BACKGROUND: Echocardiography remains the most widely used modality to assess left ventricular (LV) chamber size and function. Currently this assessment is most frequently performed using two-dimensional (2D) echocardiography. However, three-dimensional (3D) echocardiography has been shown to be more accurate and reproducible than 2D echocardiography. Current normative reference values for 3D LV analysis are based predominantly on data from North America and Europe. The World Alliance Societies of Echocardiography study was designed to sample normal subjects from around the world to provide more universal global reference ranges. The aim of this study was to assess the worldwide feasibility of LV 3D echocardiography and report on size and functional measurements. METHODS: A total of 2,262 healthy subjects were prospectively enrolled from 19 centers in 15 countries. Three-dimensional LV full-volume data sets were obtained and analyzed offline using vendor-neutral software. Measurements included LV end-diastolic and end-systolic volumes, LV ejection fraction (LVEF), global longitudinal strain (GLS), and global circumferential strain. Results were categorized by age (18-40, 41-65, and >65 years), sex, and race. RESULTS: A total of 1,589 subjects (feasibility 70%) had adequate LV data sets for analysis.

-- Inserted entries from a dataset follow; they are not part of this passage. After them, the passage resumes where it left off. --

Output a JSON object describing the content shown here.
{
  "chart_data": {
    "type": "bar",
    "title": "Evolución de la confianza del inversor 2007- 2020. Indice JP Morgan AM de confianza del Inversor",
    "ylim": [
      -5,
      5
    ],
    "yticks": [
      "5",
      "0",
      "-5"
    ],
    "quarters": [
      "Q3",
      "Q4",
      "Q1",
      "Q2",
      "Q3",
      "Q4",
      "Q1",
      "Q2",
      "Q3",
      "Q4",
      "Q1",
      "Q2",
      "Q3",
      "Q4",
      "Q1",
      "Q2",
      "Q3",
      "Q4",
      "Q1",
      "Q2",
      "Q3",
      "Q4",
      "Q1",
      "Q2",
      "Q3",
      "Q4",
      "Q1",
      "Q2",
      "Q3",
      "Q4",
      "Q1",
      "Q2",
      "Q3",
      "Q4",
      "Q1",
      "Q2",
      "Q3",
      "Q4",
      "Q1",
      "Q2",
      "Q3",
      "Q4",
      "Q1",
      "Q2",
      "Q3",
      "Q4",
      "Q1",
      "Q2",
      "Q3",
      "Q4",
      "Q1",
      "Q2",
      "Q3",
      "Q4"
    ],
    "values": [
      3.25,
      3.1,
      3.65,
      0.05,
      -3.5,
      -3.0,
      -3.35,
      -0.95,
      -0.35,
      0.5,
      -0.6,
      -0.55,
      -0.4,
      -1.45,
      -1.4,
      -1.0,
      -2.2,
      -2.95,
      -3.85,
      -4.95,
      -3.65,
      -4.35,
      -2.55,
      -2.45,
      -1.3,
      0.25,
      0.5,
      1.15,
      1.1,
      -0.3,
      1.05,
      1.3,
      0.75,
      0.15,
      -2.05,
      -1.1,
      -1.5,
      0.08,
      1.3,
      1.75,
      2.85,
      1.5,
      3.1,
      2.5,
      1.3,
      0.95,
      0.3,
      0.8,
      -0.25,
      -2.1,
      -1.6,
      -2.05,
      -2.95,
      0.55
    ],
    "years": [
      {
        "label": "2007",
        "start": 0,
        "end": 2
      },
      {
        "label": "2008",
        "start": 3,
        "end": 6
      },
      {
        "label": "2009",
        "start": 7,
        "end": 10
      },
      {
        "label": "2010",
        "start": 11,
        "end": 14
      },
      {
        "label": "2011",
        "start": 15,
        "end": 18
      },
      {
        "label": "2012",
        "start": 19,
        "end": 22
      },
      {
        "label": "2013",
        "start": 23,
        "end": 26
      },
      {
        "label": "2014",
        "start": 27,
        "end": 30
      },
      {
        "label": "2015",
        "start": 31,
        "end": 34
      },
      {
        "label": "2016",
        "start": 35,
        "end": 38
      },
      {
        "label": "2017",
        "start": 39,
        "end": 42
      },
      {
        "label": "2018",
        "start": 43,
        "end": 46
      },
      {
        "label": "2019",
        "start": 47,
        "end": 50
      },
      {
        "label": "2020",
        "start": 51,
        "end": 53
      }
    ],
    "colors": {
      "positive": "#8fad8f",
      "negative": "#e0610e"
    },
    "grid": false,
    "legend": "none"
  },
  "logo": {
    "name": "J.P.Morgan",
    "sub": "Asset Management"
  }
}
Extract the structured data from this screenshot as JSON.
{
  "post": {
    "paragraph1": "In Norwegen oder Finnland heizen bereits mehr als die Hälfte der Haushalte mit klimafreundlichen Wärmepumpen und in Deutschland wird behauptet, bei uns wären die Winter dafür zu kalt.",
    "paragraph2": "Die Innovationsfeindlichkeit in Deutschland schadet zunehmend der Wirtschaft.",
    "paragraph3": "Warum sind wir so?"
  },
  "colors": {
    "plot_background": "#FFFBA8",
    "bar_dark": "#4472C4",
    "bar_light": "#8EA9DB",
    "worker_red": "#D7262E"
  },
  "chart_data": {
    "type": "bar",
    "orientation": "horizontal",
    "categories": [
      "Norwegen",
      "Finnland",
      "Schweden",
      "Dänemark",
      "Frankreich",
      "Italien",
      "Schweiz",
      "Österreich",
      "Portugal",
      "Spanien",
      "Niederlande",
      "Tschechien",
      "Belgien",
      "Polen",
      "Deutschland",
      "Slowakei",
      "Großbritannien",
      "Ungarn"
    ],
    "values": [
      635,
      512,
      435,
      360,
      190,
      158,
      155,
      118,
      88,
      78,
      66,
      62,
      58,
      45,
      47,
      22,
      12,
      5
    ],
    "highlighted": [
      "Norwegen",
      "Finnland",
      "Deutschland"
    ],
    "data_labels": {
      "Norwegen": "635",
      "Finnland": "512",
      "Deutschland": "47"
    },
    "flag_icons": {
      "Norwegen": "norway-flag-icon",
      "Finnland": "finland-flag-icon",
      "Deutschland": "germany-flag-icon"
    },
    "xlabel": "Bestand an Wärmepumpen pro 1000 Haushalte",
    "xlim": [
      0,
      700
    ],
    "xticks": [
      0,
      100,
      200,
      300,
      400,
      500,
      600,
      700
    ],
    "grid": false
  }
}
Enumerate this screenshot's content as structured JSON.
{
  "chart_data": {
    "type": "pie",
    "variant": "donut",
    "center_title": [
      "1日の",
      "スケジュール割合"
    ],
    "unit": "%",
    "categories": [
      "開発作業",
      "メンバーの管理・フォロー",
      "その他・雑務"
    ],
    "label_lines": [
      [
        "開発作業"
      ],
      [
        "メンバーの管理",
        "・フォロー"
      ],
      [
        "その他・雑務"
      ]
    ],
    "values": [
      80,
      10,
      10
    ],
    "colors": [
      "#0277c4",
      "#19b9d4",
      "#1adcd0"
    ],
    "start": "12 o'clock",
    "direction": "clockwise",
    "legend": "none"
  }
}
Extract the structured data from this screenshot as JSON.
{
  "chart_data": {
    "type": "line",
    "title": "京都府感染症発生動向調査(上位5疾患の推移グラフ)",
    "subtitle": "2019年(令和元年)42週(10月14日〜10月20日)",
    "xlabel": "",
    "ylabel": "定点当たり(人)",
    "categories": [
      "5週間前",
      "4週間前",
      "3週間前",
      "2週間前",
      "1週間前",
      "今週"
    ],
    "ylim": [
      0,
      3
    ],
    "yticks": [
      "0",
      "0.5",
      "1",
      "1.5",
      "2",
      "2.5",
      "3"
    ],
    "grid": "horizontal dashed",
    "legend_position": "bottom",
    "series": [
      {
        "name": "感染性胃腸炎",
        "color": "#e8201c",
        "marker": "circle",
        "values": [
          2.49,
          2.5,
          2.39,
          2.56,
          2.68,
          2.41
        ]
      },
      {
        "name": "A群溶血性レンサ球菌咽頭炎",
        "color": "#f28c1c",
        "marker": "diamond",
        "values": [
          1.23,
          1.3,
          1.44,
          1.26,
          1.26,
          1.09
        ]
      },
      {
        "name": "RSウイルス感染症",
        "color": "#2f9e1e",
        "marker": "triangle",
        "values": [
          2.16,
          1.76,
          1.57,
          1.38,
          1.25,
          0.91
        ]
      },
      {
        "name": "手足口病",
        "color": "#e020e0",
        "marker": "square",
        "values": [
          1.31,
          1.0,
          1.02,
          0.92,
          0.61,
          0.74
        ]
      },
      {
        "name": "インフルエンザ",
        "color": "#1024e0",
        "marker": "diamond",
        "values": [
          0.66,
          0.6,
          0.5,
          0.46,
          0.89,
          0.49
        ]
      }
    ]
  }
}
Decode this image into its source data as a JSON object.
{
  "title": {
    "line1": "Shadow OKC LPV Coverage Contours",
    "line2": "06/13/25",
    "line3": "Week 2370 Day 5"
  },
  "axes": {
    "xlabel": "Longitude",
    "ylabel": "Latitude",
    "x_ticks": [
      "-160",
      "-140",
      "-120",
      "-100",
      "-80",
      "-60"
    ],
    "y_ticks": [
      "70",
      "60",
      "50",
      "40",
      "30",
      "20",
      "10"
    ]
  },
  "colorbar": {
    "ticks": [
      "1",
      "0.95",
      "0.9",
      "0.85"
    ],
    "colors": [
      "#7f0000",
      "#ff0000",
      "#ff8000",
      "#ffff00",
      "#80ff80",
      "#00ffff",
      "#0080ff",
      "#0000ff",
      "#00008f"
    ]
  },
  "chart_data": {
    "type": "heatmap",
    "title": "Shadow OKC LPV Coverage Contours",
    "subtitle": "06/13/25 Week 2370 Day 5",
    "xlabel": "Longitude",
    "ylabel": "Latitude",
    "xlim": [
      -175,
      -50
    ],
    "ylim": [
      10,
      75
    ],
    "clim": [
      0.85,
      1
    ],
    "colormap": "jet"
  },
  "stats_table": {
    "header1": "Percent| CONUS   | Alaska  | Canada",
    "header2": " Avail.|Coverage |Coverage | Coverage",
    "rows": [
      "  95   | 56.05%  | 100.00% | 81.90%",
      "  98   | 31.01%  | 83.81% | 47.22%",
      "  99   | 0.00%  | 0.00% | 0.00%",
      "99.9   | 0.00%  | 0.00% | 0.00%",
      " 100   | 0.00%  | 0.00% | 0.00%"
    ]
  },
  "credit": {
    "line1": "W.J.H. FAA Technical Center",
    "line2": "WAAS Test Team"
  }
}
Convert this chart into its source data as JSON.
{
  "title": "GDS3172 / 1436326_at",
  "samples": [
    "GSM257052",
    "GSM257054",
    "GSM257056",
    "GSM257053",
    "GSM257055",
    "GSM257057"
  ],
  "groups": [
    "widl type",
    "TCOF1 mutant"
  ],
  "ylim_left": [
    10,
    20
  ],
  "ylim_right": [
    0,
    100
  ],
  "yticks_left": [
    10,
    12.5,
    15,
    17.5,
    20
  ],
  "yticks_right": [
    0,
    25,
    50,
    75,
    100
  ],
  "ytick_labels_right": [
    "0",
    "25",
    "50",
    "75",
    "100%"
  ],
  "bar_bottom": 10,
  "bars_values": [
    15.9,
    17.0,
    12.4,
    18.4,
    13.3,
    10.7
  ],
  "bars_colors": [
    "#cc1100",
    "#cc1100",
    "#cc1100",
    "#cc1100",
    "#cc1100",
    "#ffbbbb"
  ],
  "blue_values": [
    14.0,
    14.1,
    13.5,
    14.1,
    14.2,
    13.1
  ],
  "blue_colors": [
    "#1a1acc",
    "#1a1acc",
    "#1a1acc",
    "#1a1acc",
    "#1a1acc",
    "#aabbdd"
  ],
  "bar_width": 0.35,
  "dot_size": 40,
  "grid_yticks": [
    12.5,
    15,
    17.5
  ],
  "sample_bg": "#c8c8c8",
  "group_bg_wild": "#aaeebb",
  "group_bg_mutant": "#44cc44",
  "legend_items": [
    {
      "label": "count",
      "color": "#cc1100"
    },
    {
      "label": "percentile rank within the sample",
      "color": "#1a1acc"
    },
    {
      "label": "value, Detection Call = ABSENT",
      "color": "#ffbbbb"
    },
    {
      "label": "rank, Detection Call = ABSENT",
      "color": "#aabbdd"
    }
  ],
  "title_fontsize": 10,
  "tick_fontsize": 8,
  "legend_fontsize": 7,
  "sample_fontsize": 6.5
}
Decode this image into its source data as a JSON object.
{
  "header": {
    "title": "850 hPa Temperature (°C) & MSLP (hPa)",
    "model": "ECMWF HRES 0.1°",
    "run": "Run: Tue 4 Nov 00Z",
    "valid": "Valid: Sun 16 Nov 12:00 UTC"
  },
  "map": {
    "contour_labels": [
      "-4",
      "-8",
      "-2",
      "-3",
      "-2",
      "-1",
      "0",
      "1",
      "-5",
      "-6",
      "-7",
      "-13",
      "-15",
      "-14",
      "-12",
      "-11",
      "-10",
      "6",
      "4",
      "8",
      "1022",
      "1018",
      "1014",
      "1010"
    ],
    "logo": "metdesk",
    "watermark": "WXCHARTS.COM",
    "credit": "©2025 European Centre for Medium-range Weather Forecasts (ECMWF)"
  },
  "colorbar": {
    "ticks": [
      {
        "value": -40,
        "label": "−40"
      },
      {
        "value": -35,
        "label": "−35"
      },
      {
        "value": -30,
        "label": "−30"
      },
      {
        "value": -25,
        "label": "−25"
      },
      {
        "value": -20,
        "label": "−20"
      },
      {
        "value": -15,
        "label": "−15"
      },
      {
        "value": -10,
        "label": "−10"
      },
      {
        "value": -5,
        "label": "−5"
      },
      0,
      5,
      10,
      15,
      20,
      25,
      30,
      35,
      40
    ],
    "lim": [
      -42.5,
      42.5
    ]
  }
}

Mean normal values for indexed end-diastolic volume, end-systolic volume, and LVEF in men and women were 70 ± 15 and 65 ± 12 mL/m2, 28 ± 7 and 25 ± 6 mL/m2, and 60 ± 5% and 62 ± 5%, respectively. Men had larger LV volumes and lower LVEFs than women. GLS and global circumferential strain were higher in magnitude in women. In both sexes, LV volumes were lower and LVEF tended to be higher with increasing age, especially considering the differences between the youngest and oldest age groups. Although GLS was similar across age groups in men, in women, the youngest and middle-age cohorts revealed higher magnitudes of GLS compared with the oldest age group. Global circumferential strain was higher in magnitude at older age in both men and women. Finally, Asians had smaller chamber sizes and higher LVEFs and absolute strain values than both blacks and whites. CONCLUSIONS: Age, sex, and race should be considered when defining normal reference values for LV dimension and functional parameters obtained by 3D echocardiography.